Direne direne
Descartes’ın ‘Düşünüyorum öyleyse varım’ ile ‘cehalet mutluluktur’ sözleri arasında gidip geliyor düşüncelerim.
Düşündükçe doğru bulunur mu? Aradıkça ulaşılır mı mutluluk denen uzak adaya?
Düşünmeyenler mi daha mutlu yoksa? Doğru mutluluktan çok maraz mı yaratır insana?
Okuduklarımız, dinlediklerimiz, her gün ayrı bir aşağılama şeklinde yağıyorsa üstümüze, şimdi sırası mıydı deyip konuyu kapatmak mı en doğrusu?
‘Biz kendi işimize bakalım, Kral çıplak demek kime ne fayda getirmiş bugüne dek’ diyerek demokrasi oyununa devam etmek mi?
Doğru söylüyorsun ama bunlar dile getirilmemeli diyen büyükleri dinlemeliyiz belki de. Bilmeli ve susmalıyız. Korkmalıyız savrulan tehditlerden, demokrasimiz yerle bir edilirken susmalı, yutkunmalıyız tek!
Düşünebiliriz, tükendiğimizi, aşağılandığımızı. Kendi ülkemizde başkalarının söz hakkı olmaması gerektiğine içten içe de inanabiliriz, sorun yok.
Dünyanın liderimiz olarak tanıdığı kişiye atılan bitmek bilmez çamuru sineye çekebiliriz, yokmuş gibi davranabiliriz, bile bile davasının, davamızın haklılığını, bile bile salt çamur olduğunu.
Daha mutlu olur muyuz o zaman? Daha huzurlu belki bir süreliğine, kısa bir süre. Gözlerimizi yumup gerçeğe ‘mış’ gibi yapabiliriz bir süre daha.
Kavga etmek mi daha sürdürülebilir, sineye çekmek mi yoksa?
Yarın bizim için geldiklerinde, ki görünen köy kılavuz istemez diye de bir söz söylenmiş, biliyoruz doğruluğunu, karşı çıkacak kimse kalmayacak. Yine mi sineye çekeceğiz?

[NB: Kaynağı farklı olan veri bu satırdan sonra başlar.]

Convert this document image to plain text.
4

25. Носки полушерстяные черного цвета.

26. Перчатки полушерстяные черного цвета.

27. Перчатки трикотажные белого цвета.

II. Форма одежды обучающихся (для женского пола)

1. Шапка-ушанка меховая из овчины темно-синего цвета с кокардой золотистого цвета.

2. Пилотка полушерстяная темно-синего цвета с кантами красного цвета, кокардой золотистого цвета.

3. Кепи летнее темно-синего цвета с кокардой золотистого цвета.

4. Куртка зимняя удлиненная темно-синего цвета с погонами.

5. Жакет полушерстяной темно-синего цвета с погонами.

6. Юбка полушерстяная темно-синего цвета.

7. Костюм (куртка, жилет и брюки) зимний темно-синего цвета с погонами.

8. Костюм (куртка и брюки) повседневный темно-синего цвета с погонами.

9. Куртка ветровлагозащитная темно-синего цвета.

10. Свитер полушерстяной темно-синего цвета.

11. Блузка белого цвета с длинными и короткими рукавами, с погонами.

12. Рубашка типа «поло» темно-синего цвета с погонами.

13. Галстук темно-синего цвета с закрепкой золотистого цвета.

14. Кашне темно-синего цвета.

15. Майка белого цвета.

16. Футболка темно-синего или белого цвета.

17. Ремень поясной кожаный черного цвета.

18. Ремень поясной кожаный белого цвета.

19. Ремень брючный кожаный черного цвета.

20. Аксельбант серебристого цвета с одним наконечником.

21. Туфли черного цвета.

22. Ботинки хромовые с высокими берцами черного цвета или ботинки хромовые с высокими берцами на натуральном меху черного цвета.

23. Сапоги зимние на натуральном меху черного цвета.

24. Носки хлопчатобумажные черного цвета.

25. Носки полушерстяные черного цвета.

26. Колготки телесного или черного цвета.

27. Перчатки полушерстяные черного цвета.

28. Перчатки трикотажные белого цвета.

Birlik, mücadele, dayanışma diye haykırırken meydanlarda, direne direne kazanacağımızı düşünüyordum. Yanılmış olabilir miyim? Sol yumruğumu cebime saklayıp ıslık çalmak zamanı mı zaman?
Düşün düşün bulur muyum doğruyu? Ben düşünürken saldırılar devam ediyor, yalanın bini bir para. Kızıyorum, Cumhurbaşkanıma, onun şahsında, benim kimliğime yapılan bu saldırılara çok kızıyorum. Bana dostunu söyle, sana kim olduğunu söyleyeyim diye tekrarlasam da sürekli kendi kendime, kızıyorum işte, hazmedemiyorum.
Yazdıklarıma yorumlar gelmeye başlıyor derken Türkiye’nin farklı illerinden. ‘Kan döktük vermeyiz, sen kimsin ki barış istiyorsun Kıbrıs’ta’ diye sorguluyor beni hayatında Kıbrıs’a adımını atmamış, belki haritada yerini bulmakta zorlanan kahraman Türk erkeği. Benim gibi hadsizlere Kıbrıs tarihi dersi vermeyi kendine görev edinmiş, eksik olmasın.
Yanımızda duran, ‘gölge etmeyelim başka ihsan istemiyorlar bizden’ diyebilen, bu cesareti gösteren tek tük Türkiyeli dostlara ve bu saldırıları dimdik göğüsleyip haklarıma, sesime, demokrasime sahip çıkan yerli dostlara selam olsun.
Yanılmadık biliyorum, direne direne kazanacağız. Doğru olan, haklı olan kazanacak ve bu kararı biz vereceğiz. Başkalarına tabii ki de verdirtmeyiz.